Medical practices that evaluate whether they will allow someone to be a patient.

Christians who twist their souls into knots about accepting or not refugees (in this case). I’m sure such an ideological dislocation exists with other people, in other situations.

Buddhists who do nothing to help people but, yet, hold Bodhisattvas in high esteem.

Luddites who use technology while damning it.

The image I see in the mirror. The face I comprehend but my mind still sees me as thin beyond measure but the mirror image I see is fat. Skinny arms and legs, gorilla belly. This being and percepting are incomprehensible to me. I also do not understand why I’m so old. Surely I was given the wrong body when these were handed out.

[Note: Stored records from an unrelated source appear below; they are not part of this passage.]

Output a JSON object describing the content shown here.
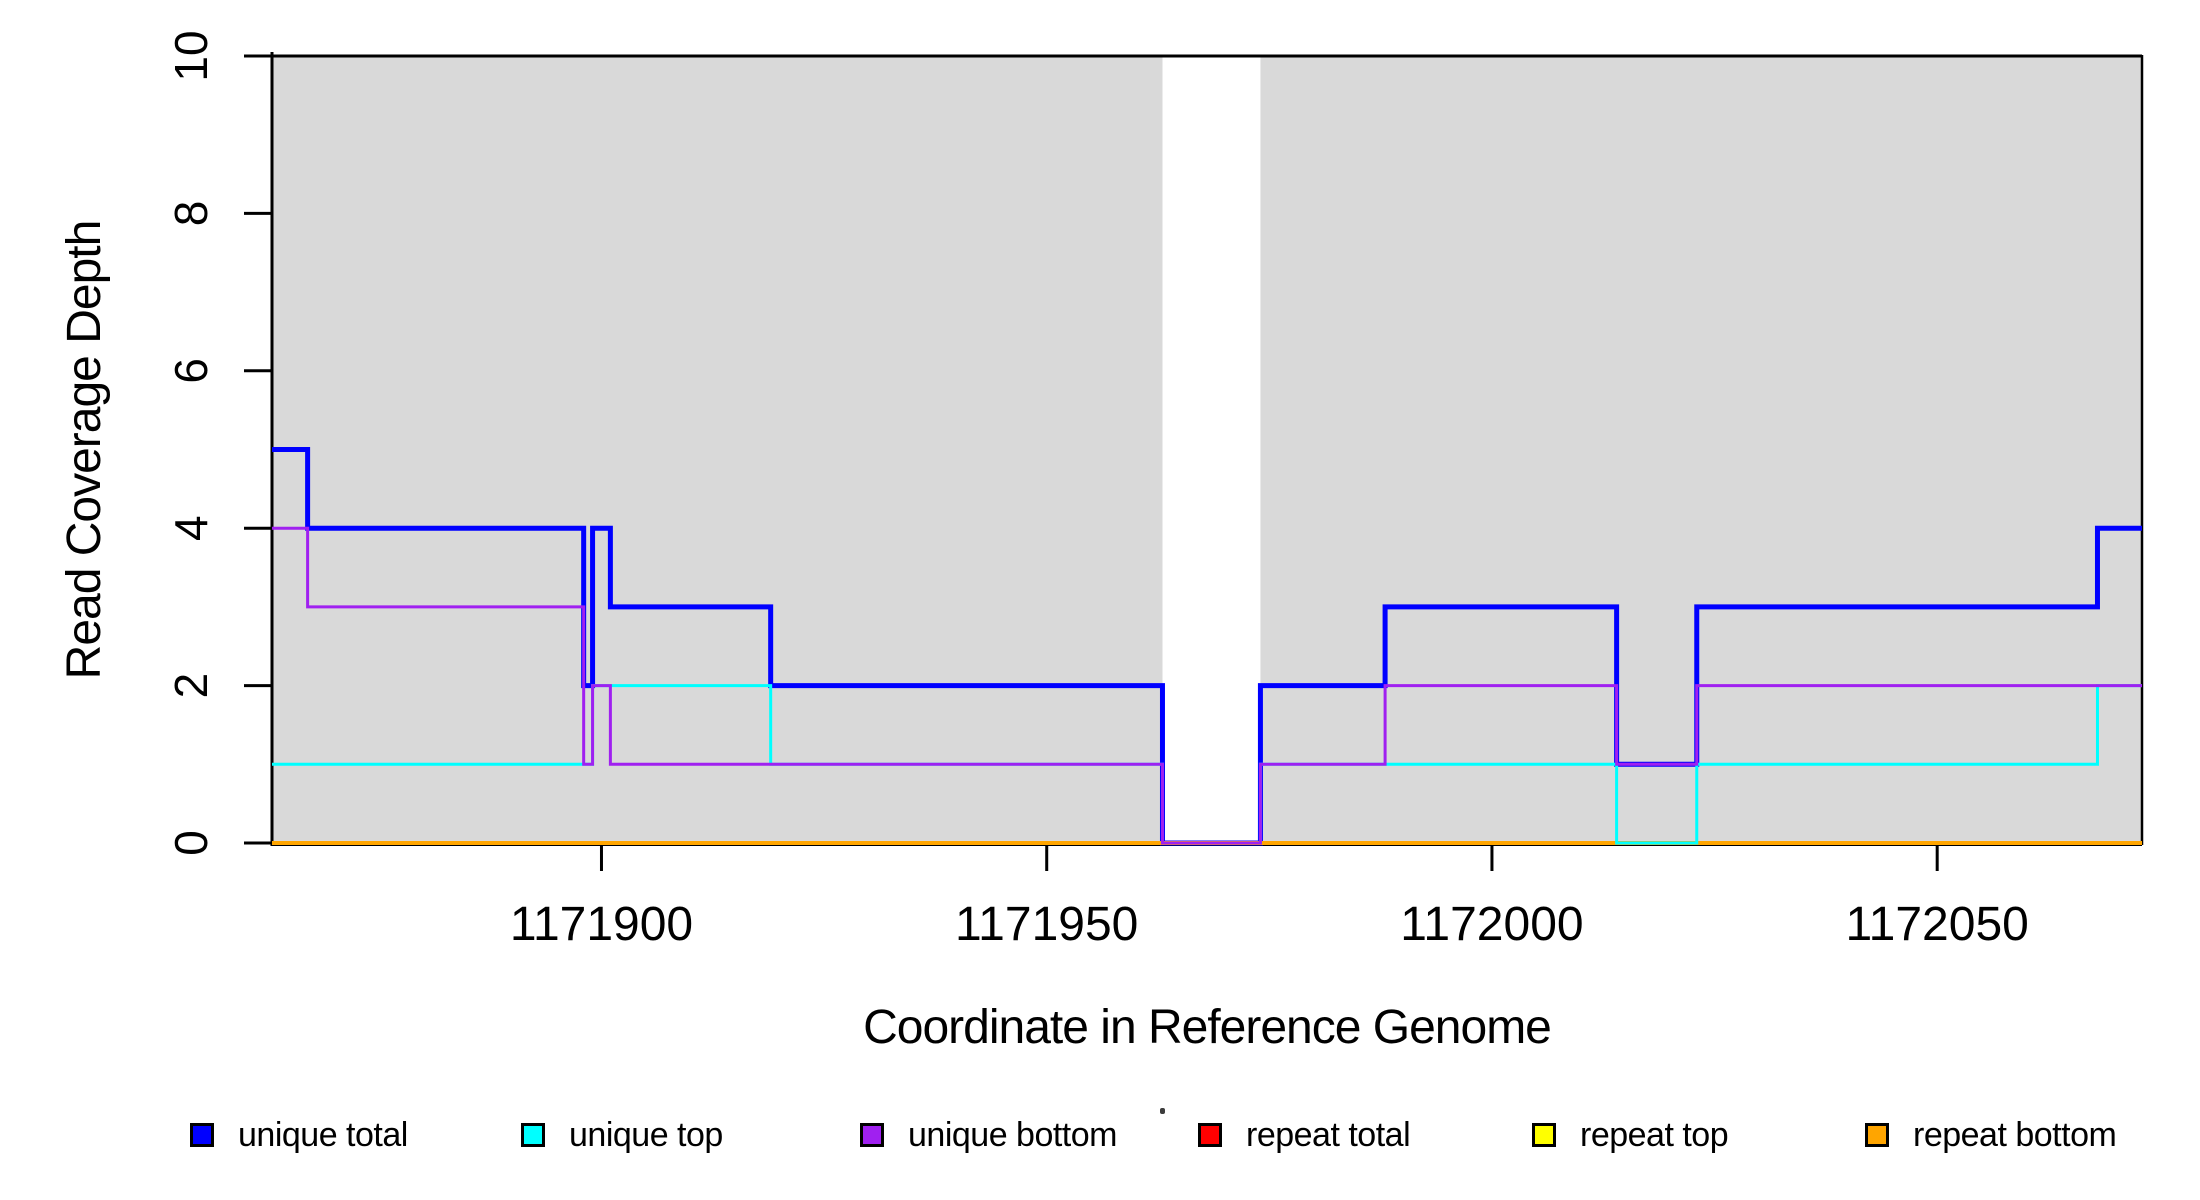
{
  "figure_background": "#FFFFFF",
  "chart_data": {
    "type": "line",
    "subtype": "step-after-coverage",
    "title": "",
    "xlabel": "Coordinate in Reference Genome",
    "ylabel": "Read Coverage Depth",
    "xlim": [
      1171863,
      1172073
    ],
    "ylim": [
      0,
      10
    ],
    "grid": false,
    "x_ticks": {
      "values": [
        1171900,
        1171950,
        1172000,
        1172050
      ],
      "labels": [
        "1171900",
        "1171950",
        "1172000",
        "1172050"
      ]
    },
    "y_ticks": {
      "values": [
        0,
        2,
        4,
        6,
        8,
        10
      ],
      "labels": [
        "0",
        "2",
        "4",
        "6",
        "8",
        "10"
      ]
    },
    "shaded_regions": {
      "color": "#D9D9D9",
      "border_color": "#000000",
      "intervals": [
        [
          1171863,
          1171963
        ],
        [
          1171974,
          1172073
        ]
      ]
    },
    "series": [
      {
        "name": "unique total",
        "color": "#0000FF",
        "line_width": 5,
        "points": [
          [
            1171863,
            5
          ],
          [
            1171867,
            4
          ],
          [
            1171898,
            2
          ],
          [
            1171899,
            4
          ],
          [
            1171901,
            3
          ],
          [
            1171919,
            2
          ],
          [
            1171963,
            0
          ],
          [
            1171974,
            2
          ],
          [
            1171988,
            3
          ],
          [
            1172014,
            1
          ],
          [
            1172023,
            3
          ],
          [
            1172068,
            4
          ],
          [
            1172073,
            4
          ]
        ]
      },
      {
        "name": "repeat total",
        "color": "#FF0000",
        "line_width": 3,
        "points": [
          [
            1171863,
            0
          ],
          [
            1172073,
            0
          ]
        ]
      },
      {
        "name": "repeat top",
        "color": "#FFFF00",
        "line_width": 3,
        "points": [
          [
            1171863,
            0
          ],
          [
            1172073,
            0
          ]
        ]
      },
      {
        "name": "repeat bottom",
        "color": "#FFA500",
        "line_width": 4,
        "points": [
          [
            1171863,
            0
          ],
          [
            1172073,
            0
          ]
        ]
      },
      {
        "name": "unique top",
        "color": "#00FFFF",
        "line_width": 3,
        "points": [
          [
            1171863,
            1
          ],
          [
            1171899,
            2
          ],
          [
            1171919,
            1
          ],
          [
            1171963,
            0
          ],
          [
            1171974,
            1
          ],
          [
            1172014,
            0
          ],
          [
            1172023,
            1
          ],
          [
            1172068,
            2
          ],
          [
            1172073,
            2
          ]
        ]
      },
      {
        "name": "unique bottom",
        "color": "#A020F0",
        "line_width": 3,
        "points": [
          [
            1171863,
            4
          ],
          [
            1171867,
            3
          ],
          [
            1171898,
            1
          ],
          [
            1171899,
            2
          ],
          [
            1171901,
            1
          ],
          [
            1171963,
            0
          ],
          [
            1171974,
            1
          ],
          [
            1171988,
            2
          ],
          [
            1172014,
            1
          ],
          [
            1172023,
            2
          ],
          [
            1172073,
            2
          ]
        ]
      }
    ],
    "legend": {
      "position": "bottom",
      "items": [
        {
          "label": "unique total",
          "color": "#0000FF"
        },
        {
          "label": "unique top",
          "color": "#00FFFF"
        },
        {
          "label": "unique bottom",
          "color": "#A020F0"
        },
        {
          "label": "repeat total",
          "color": "#FF0000"
        },
        {
          "label": "repeat top",
          "color": "#FFFF00"
        },
        {
          "label": "repeat bottom",
          "color": "#FFA500"
        }
      ]
    },
    "annotations": [
      {
        "type": "dot",
        "note": "small stray dot left of repeat-total legend swatch"
      }
    ]
  }
}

Why people accept–why media airs!–reporters who comment on and opine in the most graphic, negative manner about incidents. . .and then say they were not there. The instance to mind is the attacks on the two blacks at a Trump rally by the whites in the all-but-two white crowd. Even while the video was rolling showing the two Black Lives Matter blacks doing nothing but being set upon, beaten and kicked and corralled so they could not escape, the on-air reporter classed these two as nothing more than thugs, rabble rousers and troublemakers who deserved what they got. Overtly racist. And spouting the same language, the same rhetoric used during the early portion of Hitler’s Cancellorship when Jew-baiting and Jew-beating was beginning. It is not only incomprehensible that such vituperative, racist sentiments be aired on TV but that the audience would choose to believe what they are told rather than what they see. And then, by-the-by, “I was not there.” A stage throw-away line that will, indeed, be thrown away by the audience.

As Lucy Liu’s pineapple-heiress’s boyfriend says when she stands before him and his two girlfriends in bed with a gun, “You gonna believe what I tell ya or what ya see?” She killed ’em all. Present-day American audiences choose to believe what they are told, fuck what they see.

I remember the I-was-there novels; CNN and Fox are beginning the TV equivalent I-was-not-there novels. Great stuff.